In plain terms = training large models is GPU-heavy, but actually running AI — inference and agents — puts CPUs back center stage, and that is Intel's home turf.
03

How is the process-node ramp going?

Intel 18A already supports Panther Lake mass production; yield improves roughly 7% per month, ahead of internal targets.
Intel 14A's 0.5 PDK — the design toolkit chip designers use to lay out circuits — has shipped; a 0.9 PDK is planned for external customers in October.
Zinsner outlined the transition: Intel 7 wafer starts rise meaningfully this year; by 2027, Intel 7's share drops as Intel 3 and 18A fill the gap.
This means → 18A is not a roadmap slide — it is a live production line. The notebook 18A ramp is the fastest in at least five years.
04

Who has signed on as foundry customers?

Apple: after more than a year of negotiation, Intel and Apple reached a preliminary deal for Intel to manufacture some Apple chips.
Tesla: Elon Musk said his Terafab chip project plans to use Intel 14A, making Tesla the first major customer for that node.
This reflects a shift from "foundry as narrative" to "foundry with signed customers" — two marquee tech companies backing Intel signals that 18A/14A credibility has cleared the threshold.
05

Why might advanced packaging pay off faster than process nodes?
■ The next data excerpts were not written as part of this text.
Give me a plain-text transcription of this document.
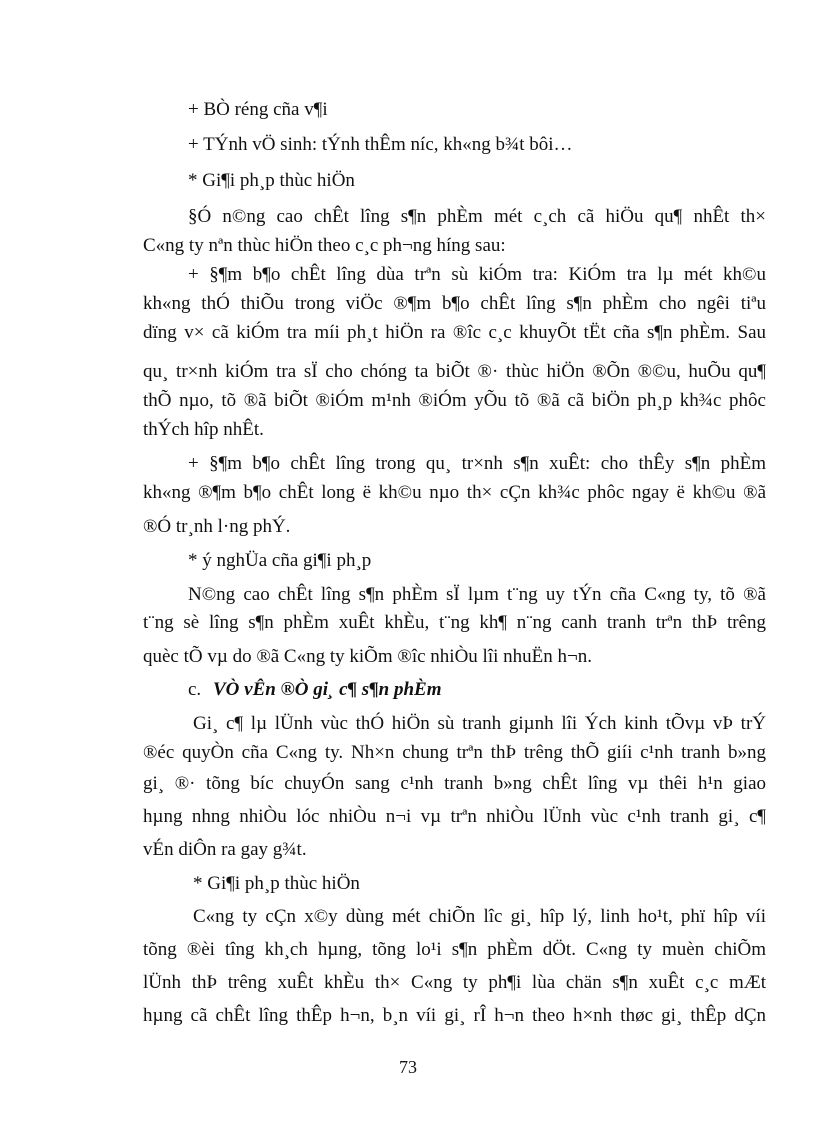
+ BÒ réng cña v¶i
+ TÝnh vÖ sinh: tÝnh thÊm níc, kh«ng b¾t bôi…
* Gi¶i ph¸p thùc hiÖn
§Ó n©ng cao chÊt lîng s¶n phÈm mét c¸ch cã hiÖu qu¶ nhÊt th×
C«ng ty nªn thùc hiÖn theo c¸c ph¬ng híng sau:
+ §¶m b¶o chÊt lîng dùa trªn sù kiÓm tra: KiÓm tra lµ mét kh©u
kh«ng thÓ thiÕu trong viÖc ®¶m b¶o chÊt lîng s¶n phÈm cho ngêi tiªu
dïng v× cã kiÓm tra míi ph¸t hiÖn ra ®îc c¸c khuyÕt tËt cña s¶n phÈm. Sau
qu¸ tr×nh kiÓm tra sÏ cho chóng ta biÕt ®· thùc hiÖn ®Õn ®©u, huÕu qu¶
thÕ nµo, tõ ®ã biÕt ®iÓm m¹nh ®iÓm yÕu tõ ®ã cã biÖn ph¸p kh¾c phôc
thÝch hîp nhÊt.
+ §¶m b¶o chÊt lîng trong qu¸ tr×nh s¶n xuÊt: cho thÊy s¶n phÈm
kh«ng ®¶m b¶o chÊt long ë kh©u nµo th× cÇn kh¾c phôc ngay ë kh©u ®ã
®Ó tr¸nh l·ng phÝ.
* ý nghÜa cña gi¶i ph¸p
N©ng cao chÊt lîng s¶n phÈm sÏ lµm t¨ng uy tÝn cña C«ng ty, tõ ®ã
t¨ng sè lîng s¶n phÈm xuÊt khÈu, t¨ng kh¶ n¨ng canh tranh trªn thÞ trêng
quèc tÕ vµ do ®ã C«ng ty kiÕm ®îc nhiÒu lîi nhuËn h¬n.
c. VÒ vÊn ®Ò gi¸ c¶ s¶n phÈm
Gi¸ c¶ lµ lÜnh vùc thÓ hiÖn sù tranh giµnh lîi Ých kinh tÕvµ vÞ trÝ
®éc quyÒn cña C«ng ty. Nh×n chung trªn thÞ trêng thÕ giíi c¹nh tranh b»ng
gi¸ ®· tõng bíc chuyÓn sang c¹nh tranh b»ng chÊt lîng vµ thêi h¹n giao
hµng nhng nhiÒu lóc nhiÒu n¬i vµ trªn nhiÒu lÜnh vùc c¹nh tranh gi¸ c¶
vÉn diÔn ra gay g¾t.
* Gi¶i ph¸p thùc hiÖn
C«ng ty cÇn x©y dùng mét chiÕn lîc gi¸ hîp lý, linh ho¹t, phï hîp víi
tõng ®èi tîng kh¸ch hµng, tõng lo¹i s¶n phÈm dÖt. C«ng ty muèn chiÕm
lÜnh thÞ trêng xuÊt khÈu th× C«ng ty ph¶i lùa chän s¶n xuÊt c¸c mÆt
hµng cã chÊt lîng thÊp h¬n, b¸n víi gi¸ rÎ h¬n theo h×nh thøc gi¸ thÊp dÇn
73
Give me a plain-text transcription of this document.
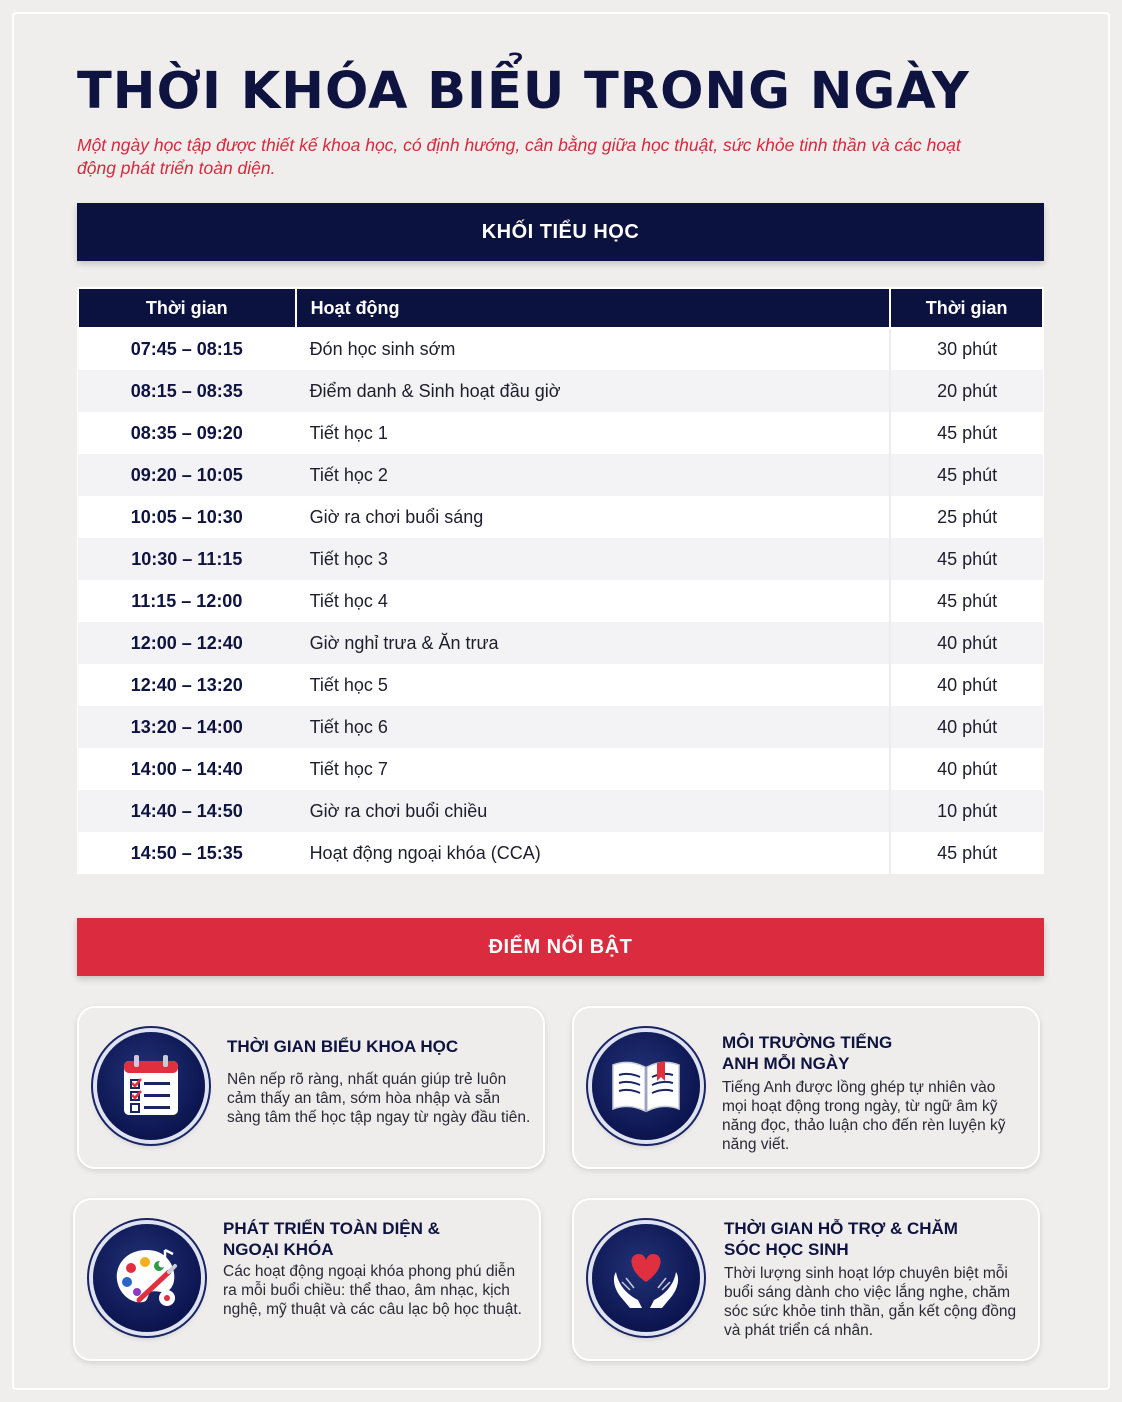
THỜI KHÓA BIỂU TRONG NGÀY

Một ngày học tập được thiết kế khoa học, có định hướng, cân bằng giữa học thuật, sức khỏe tinh thần và các hoạt động phát triển toàn diện.

KHỐI TIỂU HỌC
Thời gian	Hoạt động	Thời gian
07:45 – 08:15	Đón học sinh sớm	30 phút
08:15 – 08:35	Điểm danh & Sinh hoạt đầu giờ	20 phút
08:35 – 09:20	Tiết học 1	45 phút
09:20 – 10:05	Tiết học 2	45 phút
10:05 – 10:30	Giờ ra chơi buổi sáng	25 phút
10:30 – 11:15	Tiết học 3	45 phút
11:15 – 12:00	Tiết học 4	45 phút
12:00 – 12:40	Giờ nghỉ trưa & Ăn trưa	40 phút
12:40 – 13:20	Tiết học 5	40 phút
13:20 – 14:00	Tiết học 6	40 phút
14:00 – 14:40	Tiết học 7	40 phút
14:40 – 14:50	Giờ ra chơi buổi chiều	10 phút
14:50 – 15:35	Hoạt động ngoại khóa (CCA)	45 phút
ĐIỂM NỔI BẬT
THỜI GIAN BIỂU KHOA HỌC
Nên nếp rõ ràng, nhất quán giúp trẻ luôn cảm thấy an tâm, sớm hòa nhập và sẵn sàng tâm thế học tập ngay từ ngày đầu tiên.
MÔI TRƯỜNG TIẾNG ANH MỖI NGÀY
Tiếng Anh được lồng ghép tự nhiên vào mọi hoạt động trong ngày, từ ngữ âm kỹ năng đọc, thảo luận cho đến rèn luyện kỹ năng viết.
PHÁT TRIỂN TOÀN DIỆN & NGOẠI KHÓA
Các hoạt động ngoại khóa phong phú diễn ra mỗi buổi chiều: thể thao, âm nhạc, kịch nghệ, mỹ thuật và các câu lạc bộ học thuật.
THỜI GIAN HỖ TRỢ & CHĂM SÓC HỌC SINH
Thời lượng sinh hoạt lớp chuyên biệt mỗi buổi sáng dành cho việc lắng nghe, chăm sóc sức khỏe tinh thần, gắn kết cộng đồng và phát triển cá nhân.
Intel's EMIB — embedded multi-die interconnect bridge, linking multiple chiplets at high bandwidth through an embedded silicon bridge — overlaps directly with TSMC's CoWoS in capability.
Google, Meta, and Amazon are all in talks with Intel on packaging services; SK Hynix is testing HBM integration with Intel EMIB substrates.
CEO Lip-Bu Tan said the CPU-to-GPU ratio is moving fast from 1:8 toward 1:1, potentially reaching 4:1.
In plain terms = advanced process nodes decide whether Intel gets back to the table; advanced packaging decides whether it picks up chips first — packaging has a shorter customer-qualification cycle and a more flexible entry point, so commercial payoff comes sooner.
06

What will it take to validate this narrative?

Near-term core variable: whether 18A production yield can keep improving month over month.
Medium-term milestone: whether Apple and major cloud providers' packaging orders move from talks to signed deals.
Intel targets one trillion transistors in a single package by 2030, spanning EMIB, Foveros, and Foveros Direct platforms.
This means → the options market has priced in optimism, but whether the "core AI infrastructure supplier" story converts to revenue ultimately hinges on two lines — the production ramp and the order book — running in parallel.

Content is for reference only, not financial advice.